11And the testimony is this, that God has given us eternal life, and this life is in His Son. 12He who has the Son has the life; he who does not have the Son of God does not have the life.
God has spoken in His Word to give assurance to people who believe. We have seen two things in God’s Word on this matter. Verses 9 and 10 tell us that the greatest proof (that is, authoritative testimony) to a believer’s eternal life is that God has taken His written Word and internalized it into the believer’s inner person. This does not prove his salvation to anyone else but to the believer himself. Others cannot see into our inner person; they have only our outward actions to provide credibility to our confession of faith. However, the genuineness of our faith is evident within us, by God’s spiritual validation.

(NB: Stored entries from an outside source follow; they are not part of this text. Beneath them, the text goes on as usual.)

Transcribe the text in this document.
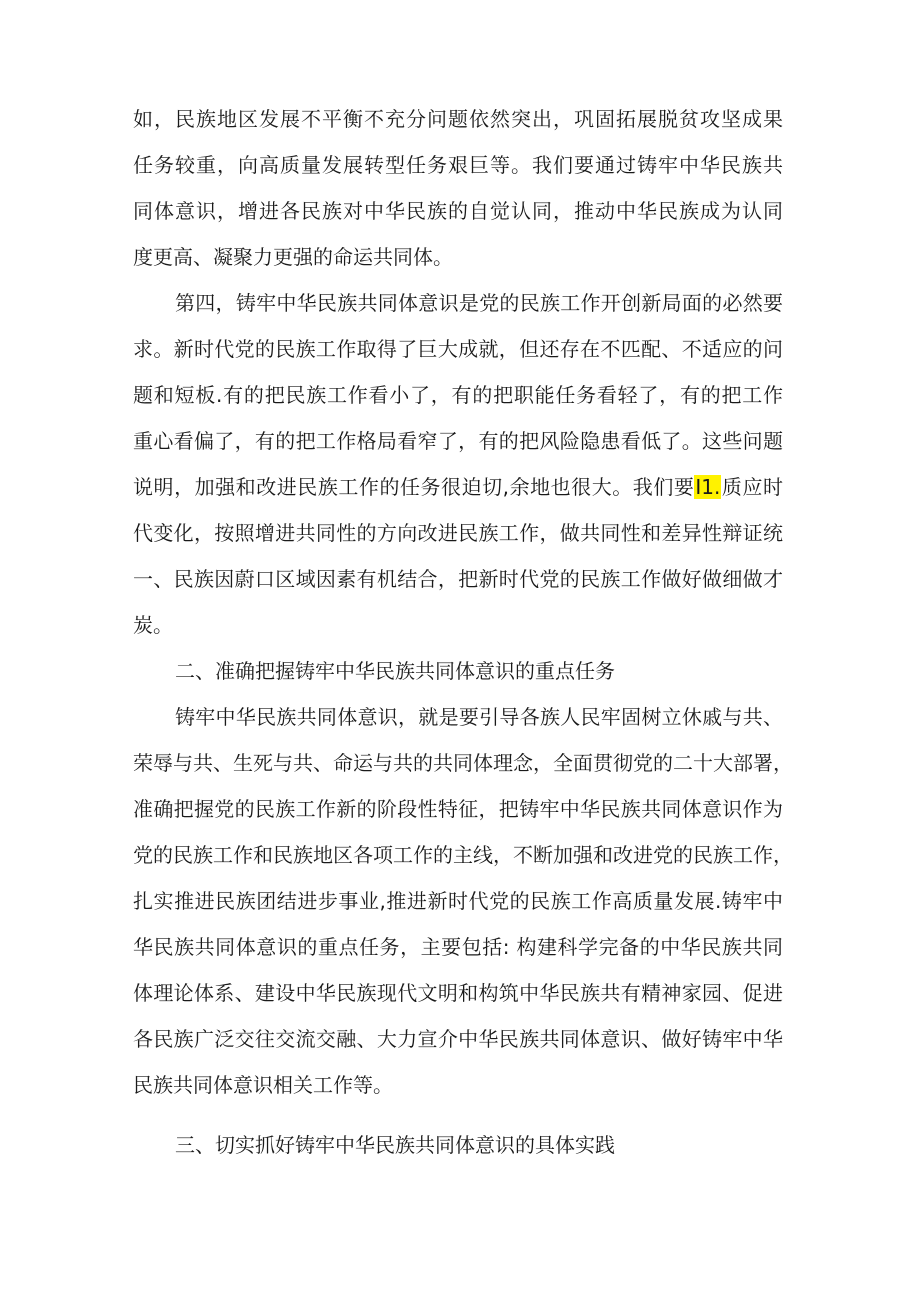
如，民族地区发展不平衡不充分问题依然突出，巩固拓展脱贫攻坚成果
任务较重，向高质量发展转型任务艰巨等。我们要通过铸牢中华民族共
同体意识，增进各民族对中华民族的自觉认同，推动中华民族成为认同
度更高、凝聚力更强的命运共同体。
第四，铸牢中华民族共同体意识是党的民族工作开创新局面的必然要
求。新时代党的民族工作取得了巨大成就，但还存在不匹配、不适应的问
题和短板.有的把民族工作看小了，有的把职能任务看轻了，有的把工作
重心看偏了，有的把工作格局看窄了，有的把风险隐患看低了。这些问题
说明，加强和改进民族工作的任务很迫切,余地也很大。我们要I1.质应时
代变化，按照增进共同性的方向改进民族工作，做共同性和差异性辩证统
一、民族因蔚口区域因素有机结合，把新时代党的民族工作做好做细做才
炭。
二、准确把握铸牢中华民族共同体意识的重点任务
铸牢中华民族共同体意识，就是要引导各族人民牢固树立休戚与共、
荣辱与共、生死与共、命运与共的共同体理念，全面贯彻党的二十大部署，
准确把握党的民族工作新的阶段性特征，把铸牢中华民族共同体意识作为
党的民族工作和民族地区各项工作的主线，不断加强和改进党的民族工作，
扎实推进民族团结进步事业,推进新时代党的民族工作高质量发展.铸牢中
华民族共同体意识的重点任务，主要包括: 构建科学完备的中华民族共同
体理论体系、建设中华民族现代文明和构筑中华民族共有精神家园、促进
各民族广泛交往交流交融、大力宣介中华民族共同体意识、做好铸牢中华
民族共同体意识相关工作等。
三、切实抓好铸牢中华民族共同体意识的具体实践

The Lord wants believers to have the assurance that we do indeed have eternal life. The grammatical tense is significant here. Our passage does not speak of a future time when God will give (future tense) us eternal life. We have (present tense) eternal life as a present possession. While the words “eternal life” encompass spiritual quality of life and relationship with the Lord, we do grave injustice to the passage if we ignore the emphasis on the word “eternal.” Eternal life has no end; it is that spiritual quality of life and relationship with the Lord that is infinite. We can never lose it or forfeit it by anything we do; otherwise, we negate what John is teaching us here by inspiration of the Holy Spirit.
This unending relationship with God that our passage calls eternal life is identified with our relationship to Jesus Christ. John speaks of a believer as one “who has the Son.” This reflects what Jesus said in the upper room the night before His crucifixion: “This is eternal life, that they may know You, the only true God, and Jesus Christ whom You have sent” (John 17:3). The intimate knowledge of Christ is synonymous with belief in Christ. This is eternal life, what it means to have the Son.
John speaks in black and white terms, as he is accustomed to doing. A person either believes and has the Son, or he does not believe and does not have the Son. John affords no middle ground. A person either has the testimony of God within or he does not. We conclude that the person who does not have the spiritual reality of God testifying to his inner person does not have the Son and therefore does not have the reality of eternal life. Through the Holy Spirit, this inner witness of God is powerfully convincing and assuring to the believer. To the unbeliever, without this testimony, there is no rest for the soul.
Lord, I want to live a Spirit-filled, Christ-like life so that I will never hinder Your testimony within me.